The only drawback in reaping the benefits of virtual IP addresses is the consumption of additional IP addresses. This constraint stems from the requirement that virtual IP network addresses must be different from all other real IP network addresses. Although this constraint is not particularly severe in enterprises that use private addressing (where the IP address space is potentially large), it could become limiting in organizations that do not use private addresses.
In enterprises that use fixed-length subnetting together with a dynamic routing protocol like RIP-1, each virtual IP address could consume a large number of host IP addresses. One way to circumvent this problem is to configure a virtual IP address with a host mask of all 1s (that is, FF.FF.FF.FF), thereby consuming only one host IP address. Of course, the viability of this option depends on the ability of the RIP-1 routers on the network to recognize and honor the advertised host routes.

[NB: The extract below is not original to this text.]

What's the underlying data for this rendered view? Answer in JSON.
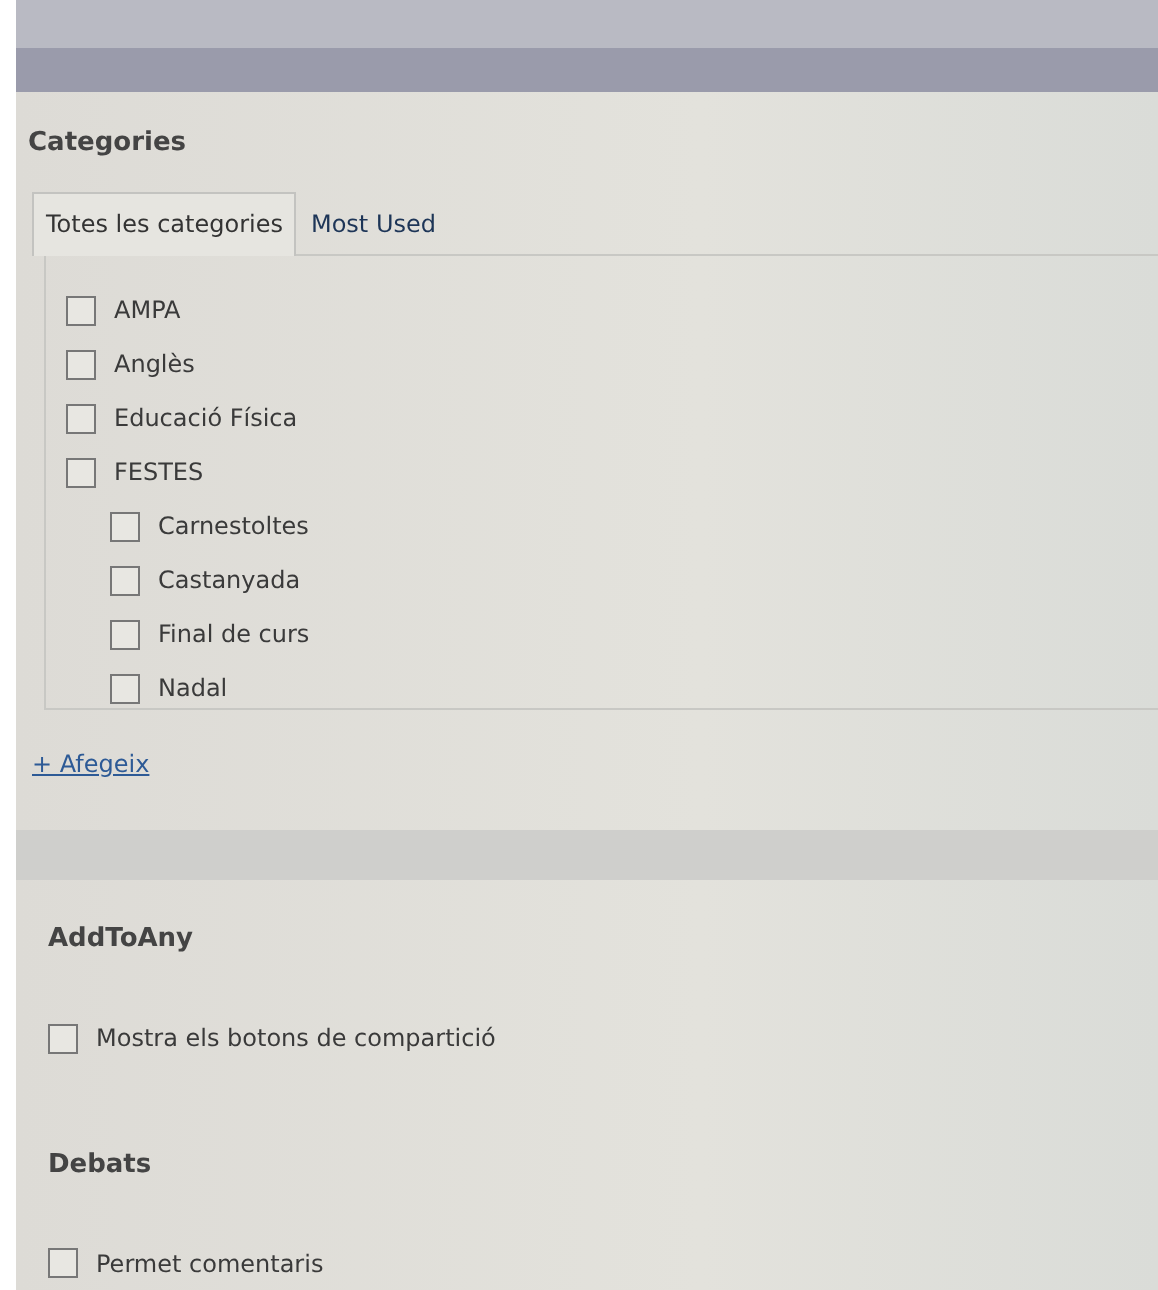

In autonomous systems that use variable-length subnet masking (VLSM) together with routing protocols like RIP-II or OSPF, the consumption of additional IP addresses is not a major problem. You could simply configure a virtual IP address with an IP network mask as large as possible (including a host mask of all 1s), thereby limiting the number of addresses consumed by the virtual IP address space.
In any network environment, one of the first obstacles is how clients locate and connect to the services. A business continuity cluster can exacerbate this problem because services can migrate to nodes on a completely different network segment. Although there are many potential solutions to this problem, such as DNS and SLP, none of them offers the simplicity and elegance of virtual IP addresses. With virtual IP addresses, the IP address of the service can follow the service from node to node in a single cluster, as well as from node to node in separate, distinct clusters. This makes the client reconnection problem trivial; the client just waits for the new route information to be propagated to the routers on the network. No manual steps are required, such as modifying a DNS server.
To use a virtual IP address in a business continuity cluster, we recommend using a host mask. To understand why, consider the fact that each service in a clustered environment must have its own unique IP address or, a unique virtual IP address. Furthermore, consider that each virtual IP address belongs to a virtual IP network whose route is being advertised by a single node within a cluster. Because Novell Cluster Services can migrate a service and its virtual IP address from one node to another, the virtual IP network must migrate to the same node as the service. If multiple virtual IP addresses belong to a given virtual IP network, one of two events must occur:
All services associated with the virtual IP addresses on a given virtual IP network must fail over together.
The virtual IP addresses on a given virtual IP network must go unused, thereby wasting a portion of the available address space.
Neither of these situations is desirable. Fortunately, the use of host masks remedies both.